Eine fristlose Kündigung kann grundsätzlich nicht in eine ordentliche Kündigung umgedeutet werden.

Aus den Gründen

Wortlaut des Gerichts

Nicht zu prüfen war, ob die Vorwürfe des Kl. zu einer ordentlichen Kündigung wegen nicht unerheblicher Pflichtverletzungen aus § 564 b Abs. 2 Nr. 1 BGB ausgereicht hätten; denn eine fristlose Kündigung eines Wohnraummietverhältnisses kann in eine fristgemäße Kündigung schon deshalb nicht umgedeutet werden, weil hierdurch die Rechtsposition des Mieters erheblich verkürzt werden würde (vgl. dazu Sternel, Mietrecht, 3. Aufl., IV 42, ferner LG Hamburg WuM 1989, 385).

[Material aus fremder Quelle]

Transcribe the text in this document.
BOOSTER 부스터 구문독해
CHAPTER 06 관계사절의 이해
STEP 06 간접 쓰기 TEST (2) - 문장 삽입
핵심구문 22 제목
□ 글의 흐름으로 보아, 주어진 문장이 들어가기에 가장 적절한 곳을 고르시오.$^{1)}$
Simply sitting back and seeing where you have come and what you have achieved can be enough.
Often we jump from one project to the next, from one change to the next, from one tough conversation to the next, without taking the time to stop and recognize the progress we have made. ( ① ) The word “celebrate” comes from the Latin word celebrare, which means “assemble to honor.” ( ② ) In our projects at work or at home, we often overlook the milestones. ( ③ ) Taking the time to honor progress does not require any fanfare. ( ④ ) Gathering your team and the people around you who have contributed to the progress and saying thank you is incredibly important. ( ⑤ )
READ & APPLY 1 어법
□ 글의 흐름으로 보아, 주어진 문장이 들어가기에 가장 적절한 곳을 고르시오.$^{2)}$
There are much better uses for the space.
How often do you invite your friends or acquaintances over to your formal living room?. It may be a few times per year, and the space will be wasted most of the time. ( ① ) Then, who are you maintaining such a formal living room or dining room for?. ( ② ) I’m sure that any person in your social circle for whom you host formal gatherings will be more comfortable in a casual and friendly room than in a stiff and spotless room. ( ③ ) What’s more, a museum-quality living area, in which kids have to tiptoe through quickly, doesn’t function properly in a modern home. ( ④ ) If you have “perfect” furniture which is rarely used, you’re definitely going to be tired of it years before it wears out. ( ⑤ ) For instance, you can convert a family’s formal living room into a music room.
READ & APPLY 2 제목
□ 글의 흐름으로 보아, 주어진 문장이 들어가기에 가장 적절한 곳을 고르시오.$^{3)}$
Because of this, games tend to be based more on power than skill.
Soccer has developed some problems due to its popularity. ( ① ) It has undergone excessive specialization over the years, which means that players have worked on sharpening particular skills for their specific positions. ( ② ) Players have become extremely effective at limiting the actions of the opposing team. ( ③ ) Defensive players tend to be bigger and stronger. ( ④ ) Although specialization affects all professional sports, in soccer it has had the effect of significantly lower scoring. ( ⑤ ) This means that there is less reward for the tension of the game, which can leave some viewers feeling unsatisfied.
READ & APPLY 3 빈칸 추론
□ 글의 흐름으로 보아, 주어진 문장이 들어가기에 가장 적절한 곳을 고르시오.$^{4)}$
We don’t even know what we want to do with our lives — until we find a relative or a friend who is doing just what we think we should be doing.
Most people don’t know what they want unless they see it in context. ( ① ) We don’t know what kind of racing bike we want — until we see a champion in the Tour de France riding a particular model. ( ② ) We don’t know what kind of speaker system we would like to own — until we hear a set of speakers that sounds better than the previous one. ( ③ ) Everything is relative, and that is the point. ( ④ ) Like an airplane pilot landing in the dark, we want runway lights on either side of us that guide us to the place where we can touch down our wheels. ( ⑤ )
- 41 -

Soweit das Erfordernis aufgestellt wird, daß aus der Kündigung für den Kündigungsempfänger der Wille des Kündigenden klar hervorgehen müsse, das Mietverhältnis auf jeden Fall zu beenden (vgl. LG Hamburg a. a. O.), kann das nur gelten, wenn für die ordentliche Kündigung keine Gründe erforderlich sind. Wie nämlich aus § 564 b Abs. 3 BGB zu folgern ist, entfaltet eine ordentliche Kündigung, der keine ausreichenden Gründe beigegeben sind, keine Wirkung (vgl. RE BayObLG NJW 1981, 2197 [= WM 1981, 200]).